I was laughing and crying with excitement as I drove across the Hood River Bridge between Oregon and Washington. I couldn’t believe I was moving to the beautiful state of Washington… It seemed so surreal for me at the moment. Shall I provide some backstory?
It was during the summer of 2015 that I fell in love with the northwest. The University of Georgia has a 2 month long summer program called the Interdisciplinary Field Program (IFP). This program takes a small group of students across the United States studying the geology, ecology, and anthropology of each place our vans are parked. As amazing as the schooling was for me, the meaning behind this flashback is to convey how life changing it was to live with the people of IFP. We formed a wholesome family, annoyances and all. It was incredible to be a part of such a thing. Students, teacher’s assistants, professors, and cooks sharing the world with one another… Because of this, I found my passion for building relationships with people in the glory of nature, and why I chose to join Mt. Adams Institute as a Public Lands Steward.
Now imagine finding yourself back in Georgia with this burning desire in your heart, but you have to sit down to write a paper. So i suffered… Somehow, I graduated with a degree in Anthropology from the University of Georgia, and, not surprisingly, that burning desire had dwindled. I was merely a recent graduate, only knowing that I wanted to be outside, fumbling around as I tried to conquer the complexity of USAJobs. Looking back now, I see that my mistake, and my fatal flaw, was my seclusion. I pushed away from the community I found on IFP, and was lost in my thoughts.
As usual, Taylor, my sister, saved the day! I woke up one day with a link to internships at the Golden Gate National Parks Conservancy in San Francisco, the city where my sister resides. Fast forward to me flying to San Francisco, interviewing for the job, networking with amazing people, ultimately deciding that my place was on the West coast, and then finding out I didn’t get the job. I hit the road anyways! In November of 2016, I, once again, found that sense of purpose and connection with the world I had pushed away from in my seclusion. San Francisco then became home, with opportunity everywhere and nowhere at the same time. Fast forward once more to the discovery of AmeriCorps, applications, interviews, denials, a job with the Geek Squad, tons of waiting, and a breathtaking call from the Mt. Adams Institute!
It’s as I drove into Washington that, in the glimmer of a thought, I reflected on this journey. Surreal was not an exaggeration for me. I am beyond excited about this opportunity, and I will viciously fight for this dream I’ve found for myself. That brings me to the main purpose of this narrative, people. As I was journeying to my new job, I had no clue that 12 people, just as passionate and driven as me, were converging to the same place.

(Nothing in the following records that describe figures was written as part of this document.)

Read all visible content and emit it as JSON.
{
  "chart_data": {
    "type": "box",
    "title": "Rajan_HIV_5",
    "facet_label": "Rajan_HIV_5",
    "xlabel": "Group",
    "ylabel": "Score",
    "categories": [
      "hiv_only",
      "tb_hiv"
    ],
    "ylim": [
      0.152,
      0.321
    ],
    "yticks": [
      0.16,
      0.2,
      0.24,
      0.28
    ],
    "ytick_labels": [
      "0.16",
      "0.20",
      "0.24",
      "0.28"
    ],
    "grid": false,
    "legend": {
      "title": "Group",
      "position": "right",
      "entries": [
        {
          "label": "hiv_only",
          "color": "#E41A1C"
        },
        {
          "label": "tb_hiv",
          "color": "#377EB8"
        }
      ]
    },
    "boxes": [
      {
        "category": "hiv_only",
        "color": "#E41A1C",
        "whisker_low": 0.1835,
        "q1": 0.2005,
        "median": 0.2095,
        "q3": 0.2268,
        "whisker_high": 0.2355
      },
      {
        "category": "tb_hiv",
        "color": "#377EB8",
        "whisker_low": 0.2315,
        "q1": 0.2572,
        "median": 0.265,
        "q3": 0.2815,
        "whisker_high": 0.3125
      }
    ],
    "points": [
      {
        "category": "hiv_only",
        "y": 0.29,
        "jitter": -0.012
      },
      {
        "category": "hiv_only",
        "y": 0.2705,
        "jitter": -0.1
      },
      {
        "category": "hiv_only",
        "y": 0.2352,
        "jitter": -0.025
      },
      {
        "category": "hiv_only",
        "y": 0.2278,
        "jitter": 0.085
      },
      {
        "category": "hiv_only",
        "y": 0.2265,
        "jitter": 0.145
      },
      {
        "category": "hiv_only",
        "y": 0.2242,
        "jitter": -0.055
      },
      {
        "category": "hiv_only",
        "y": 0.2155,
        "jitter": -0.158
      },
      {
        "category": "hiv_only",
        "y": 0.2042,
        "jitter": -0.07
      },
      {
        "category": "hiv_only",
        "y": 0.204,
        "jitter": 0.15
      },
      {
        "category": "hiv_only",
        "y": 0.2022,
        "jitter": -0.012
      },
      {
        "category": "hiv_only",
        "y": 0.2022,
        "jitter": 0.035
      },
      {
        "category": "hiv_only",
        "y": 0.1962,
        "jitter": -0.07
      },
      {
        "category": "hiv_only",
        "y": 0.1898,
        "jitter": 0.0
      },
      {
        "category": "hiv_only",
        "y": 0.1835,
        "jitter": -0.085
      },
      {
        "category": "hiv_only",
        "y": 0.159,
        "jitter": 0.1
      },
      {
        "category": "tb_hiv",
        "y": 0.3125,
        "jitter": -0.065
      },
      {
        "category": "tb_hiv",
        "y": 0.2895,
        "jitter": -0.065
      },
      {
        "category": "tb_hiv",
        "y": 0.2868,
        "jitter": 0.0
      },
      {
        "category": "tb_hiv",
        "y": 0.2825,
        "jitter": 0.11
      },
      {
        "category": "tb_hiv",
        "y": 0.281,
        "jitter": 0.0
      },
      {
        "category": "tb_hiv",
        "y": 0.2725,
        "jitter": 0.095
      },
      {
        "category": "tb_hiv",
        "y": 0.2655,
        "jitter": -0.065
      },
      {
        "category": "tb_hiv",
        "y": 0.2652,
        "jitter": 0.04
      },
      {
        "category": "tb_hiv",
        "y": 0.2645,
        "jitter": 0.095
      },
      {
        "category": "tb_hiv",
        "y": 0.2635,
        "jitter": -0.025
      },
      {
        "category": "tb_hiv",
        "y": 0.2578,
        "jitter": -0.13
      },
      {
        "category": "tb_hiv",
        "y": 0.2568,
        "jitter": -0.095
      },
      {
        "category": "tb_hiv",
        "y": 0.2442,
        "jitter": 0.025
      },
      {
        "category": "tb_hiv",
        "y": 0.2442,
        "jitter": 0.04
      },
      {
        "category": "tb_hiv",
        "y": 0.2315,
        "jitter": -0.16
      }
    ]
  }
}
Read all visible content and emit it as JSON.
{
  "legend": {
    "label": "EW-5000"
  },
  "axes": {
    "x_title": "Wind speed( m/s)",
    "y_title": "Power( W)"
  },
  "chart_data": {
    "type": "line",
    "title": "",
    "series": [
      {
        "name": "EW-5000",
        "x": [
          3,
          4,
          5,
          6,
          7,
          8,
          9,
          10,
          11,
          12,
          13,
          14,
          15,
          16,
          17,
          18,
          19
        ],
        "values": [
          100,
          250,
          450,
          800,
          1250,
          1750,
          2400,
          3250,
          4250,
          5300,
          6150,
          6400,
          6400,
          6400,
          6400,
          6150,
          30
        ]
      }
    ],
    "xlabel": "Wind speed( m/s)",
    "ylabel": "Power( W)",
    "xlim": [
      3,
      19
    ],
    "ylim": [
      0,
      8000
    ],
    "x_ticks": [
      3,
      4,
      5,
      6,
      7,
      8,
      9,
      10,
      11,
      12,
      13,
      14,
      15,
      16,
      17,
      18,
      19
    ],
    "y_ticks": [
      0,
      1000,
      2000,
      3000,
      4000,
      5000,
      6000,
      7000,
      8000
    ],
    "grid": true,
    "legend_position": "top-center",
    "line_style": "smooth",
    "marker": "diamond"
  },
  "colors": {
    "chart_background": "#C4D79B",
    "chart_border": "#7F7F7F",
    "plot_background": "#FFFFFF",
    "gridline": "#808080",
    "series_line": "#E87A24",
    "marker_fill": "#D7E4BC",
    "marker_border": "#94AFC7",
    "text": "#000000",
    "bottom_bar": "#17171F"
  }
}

Mt. Adams Institute hosted an orientation week at their headquarters in Trout Lake, WA. So when I parked and got out of my car to look up at Mt. Adams, I decided that I would do all I could to form another family with these people like I did during IFP. I had one obstacle however. Orientation only lasts one week, and we all split into solo or 2-3 person groups as we head to our work sites located throughout Washington and Oregon. You needn’t worry though!
A large part of our group’s instantaneous cohesion can be attributed to the passion and energy shared with us by the staff of the Mt. Adams Institute. What really struck me was their heartfelt stories. It laid a foundation of thoughtfulness and ambition that really inspired me to give everything I had for my peers, superiors, and the public, whom these beautiful lands belong to. Our group was given all the tools necessary to form a community during the first day. We just had to run with it.
Even as enthusiastic as I’m portraying myself, I still experienced all of the strife a human feels when joining a new community. I felt doubt about my abilities, the desire to seclude myself, and impatience about not being at my real worksite yet. All of these things melted away each day as I forced myself to just be around these amazing people. We worked hard, learned hard, and ate hard all week.
It was between these shared work experiences that we got in a lot of laughs, philosophical discussions, and lakeside tomfoolery. For the second time in my life, I participated in the formation of a family with strangers. With that knowledge, I know for certain that one of the most important thing in life is the people you share it’s awesomeness with. That doesn’t mean that you can’t live a great life exploring, meditating, and knowing yourself. I love that stuff as well. But I found that you’re not going to experience the same kind of love and joy I felt after a week with strangers.
The people at my worksite in Cle Elum are just as incredible and complex! I hope they are prepared for the freight train of friendship named Jesse Merck. Oh yea… I forgot to explain what HAT means. In terms of kickball… HAT means annihilation. WE… ARE… HAT!!!